Interest expense and other, net, for the three months ended March 31, 2013 and 2012 was an expense of $2.1 million and $2.5 million, respectively. Interest expense included interest expense on the non-recourse notes issued in February 2008 and related amortization of the debt issuance costs incurred from our issuance of the notes. Interest expense decreased in 2013 as a result of payments of principal on the notes.

Change in fair value of warrant liability.

Change in fair value of warrant liability was expense of $0.1 million and income of $1.0 million, respectively, for the three months ended March 31, 2013 and 2012. The expense and income was primarily driven by an increase and a decrease, respectively, in our stock price, which directly impact the fair value of our warrant liability.

Liquidity and Capital Resources

In recent years, we have financed our operations primarily through private placements, debt financings and payments from corporate collaborations. At March 31, 2013, our cash and cash equivalents and short-term investments were $1.5 million and $3.0 million, respectively. It is our policy to invest our cash and cash equivalents and short-term investments in highly liquid securities, such as interest-bearing money market funds, treasury and federal agency notes. The current uncertain credit markets may affect the liquidity of such money market funds or other cash investments.
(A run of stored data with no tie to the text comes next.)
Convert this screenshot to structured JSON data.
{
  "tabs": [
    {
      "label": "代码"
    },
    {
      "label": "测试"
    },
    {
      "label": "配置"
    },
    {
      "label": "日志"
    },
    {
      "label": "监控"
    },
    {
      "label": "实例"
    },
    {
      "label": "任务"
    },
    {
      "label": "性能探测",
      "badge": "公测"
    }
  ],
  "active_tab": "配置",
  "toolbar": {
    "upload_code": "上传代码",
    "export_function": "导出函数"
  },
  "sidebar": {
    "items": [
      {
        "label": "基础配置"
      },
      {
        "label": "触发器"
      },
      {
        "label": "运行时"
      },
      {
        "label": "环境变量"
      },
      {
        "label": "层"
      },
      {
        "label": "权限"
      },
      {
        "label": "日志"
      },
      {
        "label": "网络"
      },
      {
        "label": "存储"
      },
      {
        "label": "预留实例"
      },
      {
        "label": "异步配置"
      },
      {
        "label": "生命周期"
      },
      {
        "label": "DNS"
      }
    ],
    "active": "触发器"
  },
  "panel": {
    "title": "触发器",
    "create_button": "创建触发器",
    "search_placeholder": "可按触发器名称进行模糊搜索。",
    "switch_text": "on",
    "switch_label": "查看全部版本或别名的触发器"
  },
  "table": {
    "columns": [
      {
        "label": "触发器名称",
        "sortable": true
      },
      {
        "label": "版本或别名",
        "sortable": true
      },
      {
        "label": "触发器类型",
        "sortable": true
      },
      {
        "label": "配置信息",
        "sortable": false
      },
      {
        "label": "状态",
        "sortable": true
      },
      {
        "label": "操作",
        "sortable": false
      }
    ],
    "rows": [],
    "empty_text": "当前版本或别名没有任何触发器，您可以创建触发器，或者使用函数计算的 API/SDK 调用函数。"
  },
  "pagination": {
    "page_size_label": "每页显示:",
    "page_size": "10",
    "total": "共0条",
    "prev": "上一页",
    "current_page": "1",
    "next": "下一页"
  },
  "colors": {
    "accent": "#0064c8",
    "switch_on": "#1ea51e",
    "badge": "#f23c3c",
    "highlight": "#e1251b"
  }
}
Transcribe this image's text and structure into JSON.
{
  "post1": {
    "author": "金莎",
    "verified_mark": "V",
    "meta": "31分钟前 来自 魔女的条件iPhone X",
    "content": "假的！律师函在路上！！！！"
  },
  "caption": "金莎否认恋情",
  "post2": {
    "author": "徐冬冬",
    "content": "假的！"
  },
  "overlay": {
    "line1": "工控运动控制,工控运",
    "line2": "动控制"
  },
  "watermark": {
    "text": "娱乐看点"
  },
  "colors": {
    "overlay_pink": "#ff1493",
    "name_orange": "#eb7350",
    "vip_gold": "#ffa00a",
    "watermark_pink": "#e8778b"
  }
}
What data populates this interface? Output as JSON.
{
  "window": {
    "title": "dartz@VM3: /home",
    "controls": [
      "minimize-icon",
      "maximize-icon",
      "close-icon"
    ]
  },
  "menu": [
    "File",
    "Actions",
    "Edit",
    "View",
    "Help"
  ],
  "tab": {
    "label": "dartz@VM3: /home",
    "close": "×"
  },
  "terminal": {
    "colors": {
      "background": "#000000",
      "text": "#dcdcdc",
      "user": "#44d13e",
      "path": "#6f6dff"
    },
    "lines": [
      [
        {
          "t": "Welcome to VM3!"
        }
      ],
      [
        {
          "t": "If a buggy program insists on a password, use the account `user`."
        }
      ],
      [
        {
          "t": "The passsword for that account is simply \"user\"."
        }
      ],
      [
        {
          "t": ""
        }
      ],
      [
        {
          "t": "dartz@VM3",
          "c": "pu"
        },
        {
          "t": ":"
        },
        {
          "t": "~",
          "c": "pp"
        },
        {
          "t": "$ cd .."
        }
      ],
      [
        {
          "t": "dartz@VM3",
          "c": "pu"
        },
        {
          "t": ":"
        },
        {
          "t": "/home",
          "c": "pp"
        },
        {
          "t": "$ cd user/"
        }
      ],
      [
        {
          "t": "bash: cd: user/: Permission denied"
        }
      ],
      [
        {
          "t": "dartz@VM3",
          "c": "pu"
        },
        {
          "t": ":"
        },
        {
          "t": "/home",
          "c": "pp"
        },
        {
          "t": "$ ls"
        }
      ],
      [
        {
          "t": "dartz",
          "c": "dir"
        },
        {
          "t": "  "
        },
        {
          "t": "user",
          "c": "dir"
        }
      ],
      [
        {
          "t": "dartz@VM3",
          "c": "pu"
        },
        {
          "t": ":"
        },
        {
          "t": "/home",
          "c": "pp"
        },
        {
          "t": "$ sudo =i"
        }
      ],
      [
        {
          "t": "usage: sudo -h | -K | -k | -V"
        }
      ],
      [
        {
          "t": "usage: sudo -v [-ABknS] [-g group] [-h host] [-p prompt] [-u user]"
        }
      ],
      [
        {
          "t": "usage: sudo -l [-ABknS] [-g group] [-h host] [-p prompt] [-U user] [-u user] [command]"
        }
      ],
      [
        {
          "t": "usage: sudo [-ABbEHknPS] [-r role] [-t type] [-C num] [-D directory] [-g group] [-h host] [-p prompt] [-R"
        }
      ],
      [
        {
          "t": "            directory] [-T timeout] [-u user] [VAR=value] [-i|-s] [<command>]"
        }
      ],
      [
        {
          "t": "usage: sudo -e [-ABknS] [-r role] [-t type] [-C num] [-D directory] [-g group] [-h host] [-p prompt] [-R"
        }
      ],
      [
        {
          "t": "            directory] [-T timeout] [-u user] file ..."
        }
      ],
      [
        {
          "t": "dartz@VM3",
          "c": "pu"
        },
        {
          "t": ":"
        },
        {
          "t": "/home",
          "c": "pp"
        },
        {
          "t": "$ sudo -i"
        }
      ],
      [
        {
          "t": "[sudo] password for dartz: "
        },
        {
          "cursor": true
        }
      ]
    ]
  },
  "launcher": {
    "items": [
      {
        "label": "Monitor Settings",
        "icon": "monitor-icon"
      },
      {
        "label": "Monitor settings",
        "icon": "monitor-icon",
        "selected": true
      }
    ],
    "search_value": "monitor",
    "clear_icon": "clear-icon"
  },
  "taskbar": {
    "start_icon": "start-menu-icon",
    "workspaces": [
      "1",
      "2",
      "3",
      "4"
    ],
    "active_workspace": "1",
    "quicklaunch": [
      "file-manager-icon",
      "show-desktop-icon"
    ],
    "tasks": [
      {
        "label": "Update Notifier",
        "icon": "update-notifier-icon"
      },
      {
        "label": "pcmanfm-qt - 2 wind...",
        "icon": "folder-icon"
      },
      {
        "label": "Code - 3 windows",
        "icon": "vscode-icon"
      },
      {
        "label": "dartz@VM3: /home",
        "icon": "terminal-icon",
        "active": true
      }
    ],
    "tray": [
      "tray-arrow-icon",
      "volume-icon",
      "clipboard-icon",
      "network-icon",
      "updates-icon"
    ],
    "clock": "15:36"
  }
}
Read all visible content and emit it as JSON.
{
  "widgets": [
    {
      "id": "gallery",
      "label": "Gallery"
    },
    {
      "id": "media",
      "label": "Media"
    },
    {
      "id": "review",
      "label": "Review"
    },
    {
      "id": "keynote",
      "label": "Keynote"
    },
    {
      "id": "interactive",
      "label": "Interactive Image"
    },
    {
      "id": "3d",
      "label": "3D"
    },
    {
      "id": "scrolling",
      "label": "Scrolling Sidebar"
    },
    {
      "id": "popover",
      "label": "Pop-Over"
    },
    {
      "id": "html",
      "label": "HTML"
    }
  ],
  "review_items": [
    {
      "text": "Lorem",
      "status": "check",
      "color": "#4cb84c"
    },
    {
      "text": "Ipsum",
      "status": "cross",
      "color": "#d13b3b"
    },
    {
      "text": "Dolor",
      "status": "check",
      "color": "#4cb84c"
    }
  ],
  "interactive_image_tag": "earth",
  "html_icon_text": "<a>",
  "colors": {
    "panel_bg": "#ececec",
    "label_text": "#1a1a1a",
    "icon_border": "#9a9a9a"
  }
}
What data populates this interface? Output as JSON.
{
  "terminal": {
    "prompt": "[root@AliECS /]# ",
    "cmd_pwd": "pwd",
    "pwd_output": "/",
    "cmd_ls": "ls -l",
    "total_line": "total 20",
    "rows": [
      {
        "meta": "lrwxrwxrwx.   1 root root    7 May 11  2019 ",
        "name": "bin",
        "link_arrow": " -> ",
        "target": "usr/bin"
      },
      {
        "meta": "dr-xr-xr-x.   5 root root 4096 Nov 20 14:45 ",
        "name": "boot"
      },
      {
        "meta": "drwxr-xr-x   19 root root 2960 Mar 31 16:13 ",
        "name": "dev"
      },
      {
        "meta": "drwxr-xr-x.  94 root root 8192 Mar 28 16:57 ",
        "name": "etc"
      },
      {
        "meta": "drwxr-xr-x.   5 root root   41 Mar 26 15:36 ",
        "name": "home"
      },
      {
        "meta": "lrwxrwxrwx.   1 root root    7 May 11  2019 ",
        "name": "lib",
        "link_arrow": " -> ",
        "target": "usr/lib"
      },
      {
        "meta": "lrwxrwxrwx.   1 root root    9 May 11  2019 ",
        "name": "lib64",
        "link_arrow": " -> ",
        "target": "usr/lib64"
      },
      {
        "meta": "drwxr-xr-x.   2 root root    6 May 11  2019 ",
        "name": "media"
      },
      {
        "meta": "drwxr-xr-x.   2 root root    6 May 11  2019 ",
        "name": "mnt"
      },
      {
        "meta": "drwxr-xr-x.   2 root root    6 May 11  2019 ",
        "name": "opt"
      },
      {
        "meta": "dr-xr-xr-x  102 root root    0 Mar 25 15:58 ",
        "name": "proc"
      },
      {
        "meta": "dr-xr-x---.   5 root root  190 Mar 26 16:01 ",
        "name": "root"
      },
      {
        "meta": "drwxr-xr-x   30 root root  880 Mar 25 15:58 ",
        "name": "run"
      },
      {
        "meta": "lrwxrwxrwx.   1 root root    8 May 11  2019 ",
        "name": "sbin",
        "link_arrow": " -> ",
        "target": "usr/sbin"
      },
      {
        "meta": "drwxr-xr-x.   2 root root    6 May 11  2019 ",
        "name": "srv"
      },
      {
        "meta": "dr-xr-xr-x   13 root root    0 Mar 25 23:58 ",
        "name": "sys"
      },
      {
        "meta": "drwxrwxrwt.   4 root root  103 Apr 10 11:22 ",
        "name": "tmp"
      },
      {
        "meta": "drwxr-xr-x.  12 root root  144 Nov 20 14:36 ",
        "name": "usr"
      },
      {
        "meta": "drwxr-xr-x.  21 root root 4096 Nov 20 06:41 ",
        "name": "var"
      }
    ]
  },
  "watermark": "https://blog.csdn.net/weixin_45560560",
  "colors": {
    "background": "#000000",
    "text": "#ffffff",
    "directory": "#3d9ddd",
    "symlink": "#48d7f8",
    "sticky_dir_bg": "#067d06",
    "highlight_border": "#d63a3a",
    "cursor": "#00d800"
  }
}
Net cash used in operating activities was $2.5 million and $4.1 million for the three months ended March 31, 2013 and 2012, respectively. In 2013 and 2012, we incurred $1.7 million and $2.5 million, respectively, in direct costs related to our Phase 3 clinical trials for AzaSite/DexaSite and BromSite.

Net cash provided by investing activities was $5.0 million for the three months ended March 31, 2013 and 2012. In 2013 and 2012, we converted short-term investments to cash and cash equivalents.

Net cash used in financing activities for the three months ended March 31, 2013 reflected the principal payments of $2.4 million on our notes. For the three months ended March 31, 2012, we undertook no financing activities.

In April 2013, we sold the royalty payments on sales of Besivance, beginning on January 1, 2013, for $15 million at closing, with an additional $1 million payable in February 2014 if certain Besivance sales targets are met. Under the terms of the agreement, if the purchaser receives specified levels of total cash from the Besivance royalty, the royalty would be returned to us in whole or in part. Patent protection for Besivance in the United States expires in 2021.